Project methodology
Although digital sovereignty is a leitmotif for many, it has been appropriated by different actors to mean different things.
Herein lies one of the challenges: sovereignty only became a dominant principle of ordering the world because it meant the same thing to all actors. Paradoxically, ‘digital sovereignty’ means different things to each actor in the internet governance constellation, and sometimes even takes on a different meaning to the same actor. Hence, our approach is to set out a framework that allows us – in the first instance – to ‘map out the meanings’ of digital sovereignty.
Phase I: in ‘listening’ mode, we use interviews and ethnographic methods (the ‘distended case approach’) to collate opinions and experiences from at least 16 respondents (from civil society, the technical community, academia, and policymakers) in five world regions: Latin America, North America, Europe, Western Asia, and Eastern Asia. We explore what people believe ‘digital sovereignty’ and its variants (cybersovereignty, etc.) imply for functioning of the open internet.
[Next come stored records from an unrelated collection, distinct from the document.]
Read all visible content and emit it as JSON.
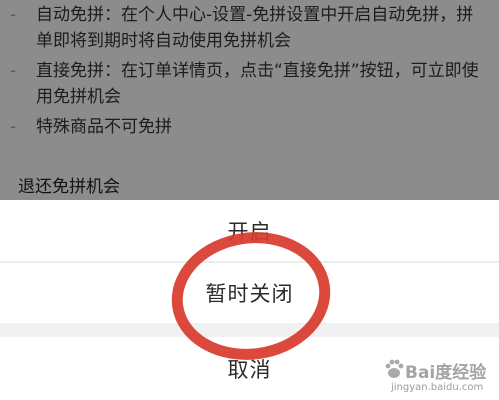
{
  "background_page": {
    "items": [
      {
        "bullet": "-",
        "text": "自动免拼：在个人中心-设置-免拼设置中开启自动免拼，拼单即将到期时将自动使用免拼机会"
      },
      {
        "bullet": "-",
        "text": "直接免拼：在订单详情页，点击“直接免拼”按钮，可立即使用免拼机会"
      },
      {
        "bullet": "-",
        "text": "特殊商品不可免拼"
      }
    ],
    "section_title": "退还免拼机会"
  },
  "action_sheet": {
    "option_open": "开启",
    "option_close_temporarily": "暂时关闭",
    "option_cancel": "取消"
  },
  "watermark": {
    "brand": "Bai度经验",
    "url": "jingyan.baidu.com"
  },
  "colors": {
    "annotation_red": "#d8392b",
    "overlay": "rgba(0,0,0,0.43)"
  }
}
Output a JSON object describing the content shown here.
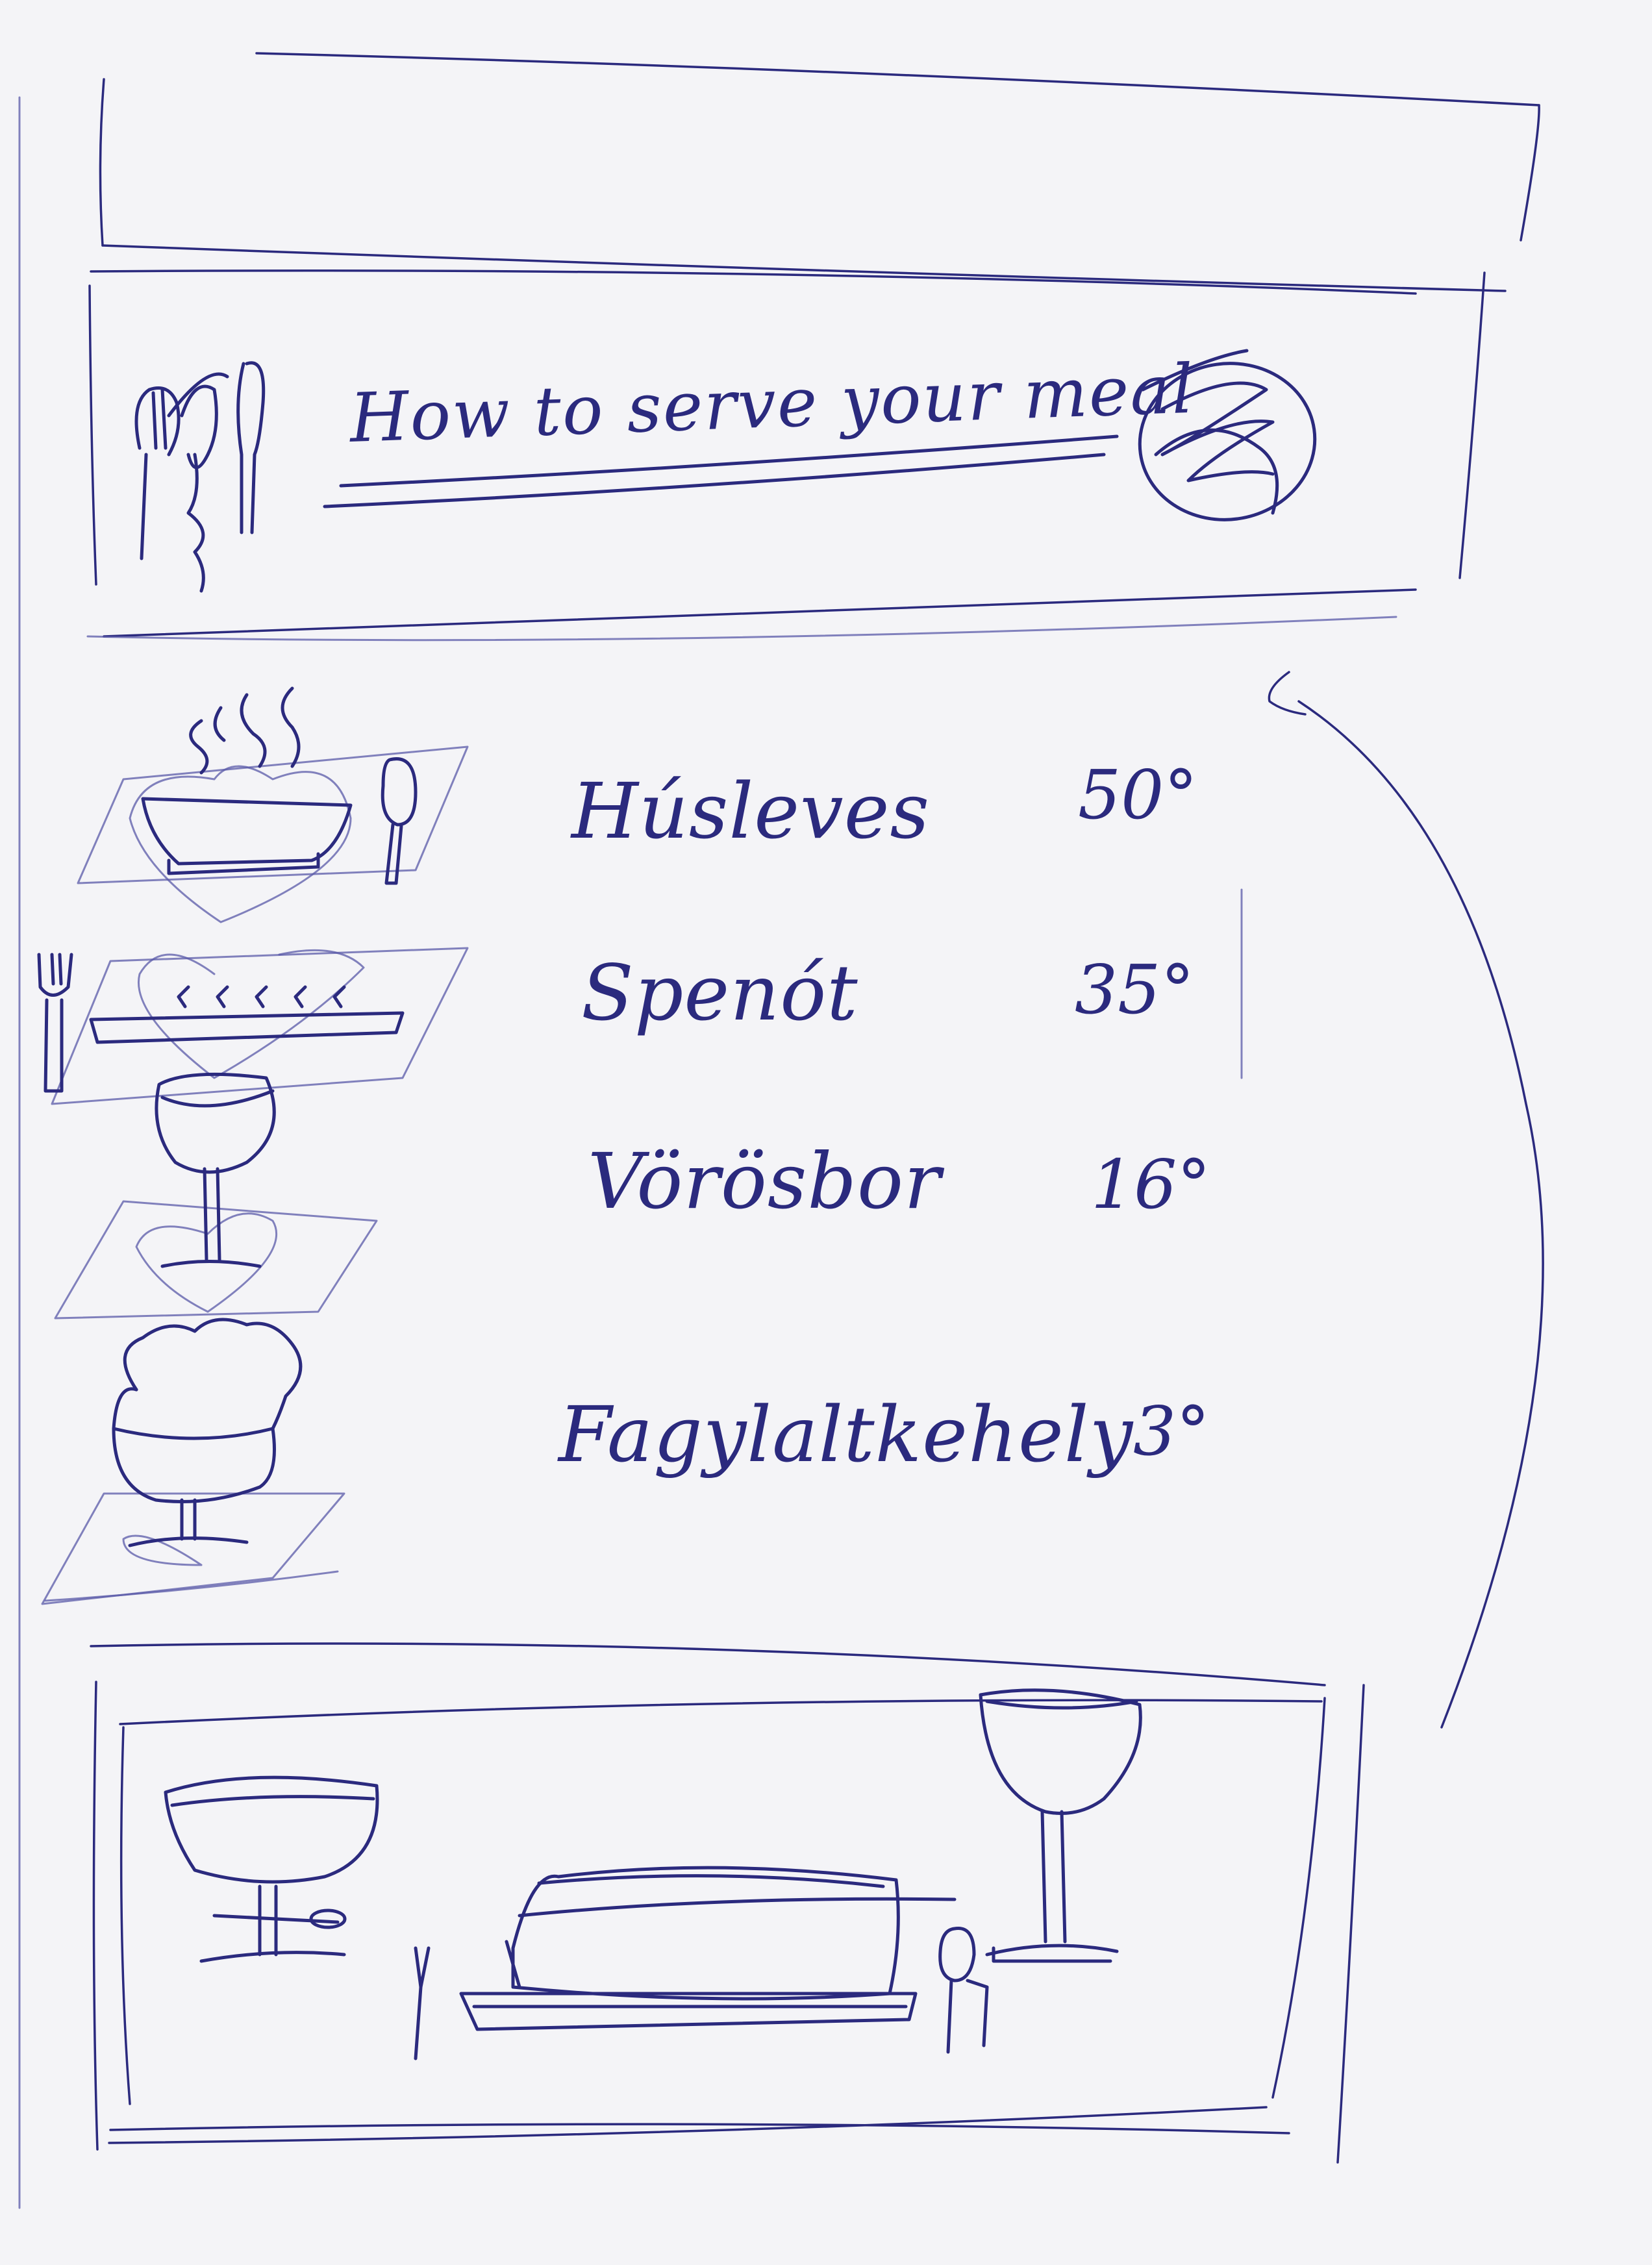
{
  "header": {
    "title": "How to serve your meal",
    "cutlery_icon": "cutlery-icon",
    "plate_icon": "plate-icon"
  },
  "menu": {
    "items": [
      {
        "name": "Húsleves",
        "temperature": "50°",
        "icon": "soup-bowl-icon"
      },
      {
        "name": "Spenót",
        "temperature": "35°",
        "icon": "main-dish-plate-icon"
      },
      {
        "name": "Vörösbor",
        "temperature": "16°",
        "icon": "wine-glass-icon"
      },
      {
        "name": "Fagylaltkehely",
        "temperature": "3°",
        "icon": "ice-cream-cup-icon"
      }
    ]
  },
  "table_setting": {
    "icons": [
      "dessert-cup-icon",
      "fork-icon",
      "covered-plate-icon",
      "spoon-icon",
      "wine-glass-icon"
    ]
  },
  "colors": {
    "ink": "#2b2a7e",
    "paper": "#f4f4f7"
  }
}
Brief anonymised reports summing up the findings from each of the five regions will be published on this website in our publications section.
The distended case approach provides us with tools to understand local implementation of global policy norms. It enables us to travel
“within cosmopolitan policy networks without becoming another creature of those networks; of making sense of fast-moving `best practices’ without losing sight of prosaic practice; of taking account of phenomena like policy tourism and policy tradeshows without succumbing to explanatory dilettantism, or some kind of methodological ‘tourism, [just] tripping around from site to site’ (Burawoy, 2001, p.148; Gonzälez, 2011; McCann, 2011; Peck, 2011a)” Peck and Theodore (2012), p.25.
Phase II: we use this knowledge to develop our educational offering, which will confront these different approaches with each other. In addition to the module for young diplomats at UNU-CRIS, and a Digital Sovereignty course at the VUB’s Brussels School of Governance, the team will organise workshops at I* org conferences (IETF, RIRs, ICANN, and also IGF) to help the technical community grasp the concept of digital sovereignty, and its implications for the future of the non-sovereign internet.
Phase III: we build upon the previous phases to share our reflections on our overarching question: Can global internet coordination organisations continue to work in the “absence of sovereignty”? This phase of the project will be conceptual and serve as a launchpad for broader academic and policy-oriented debates in this space.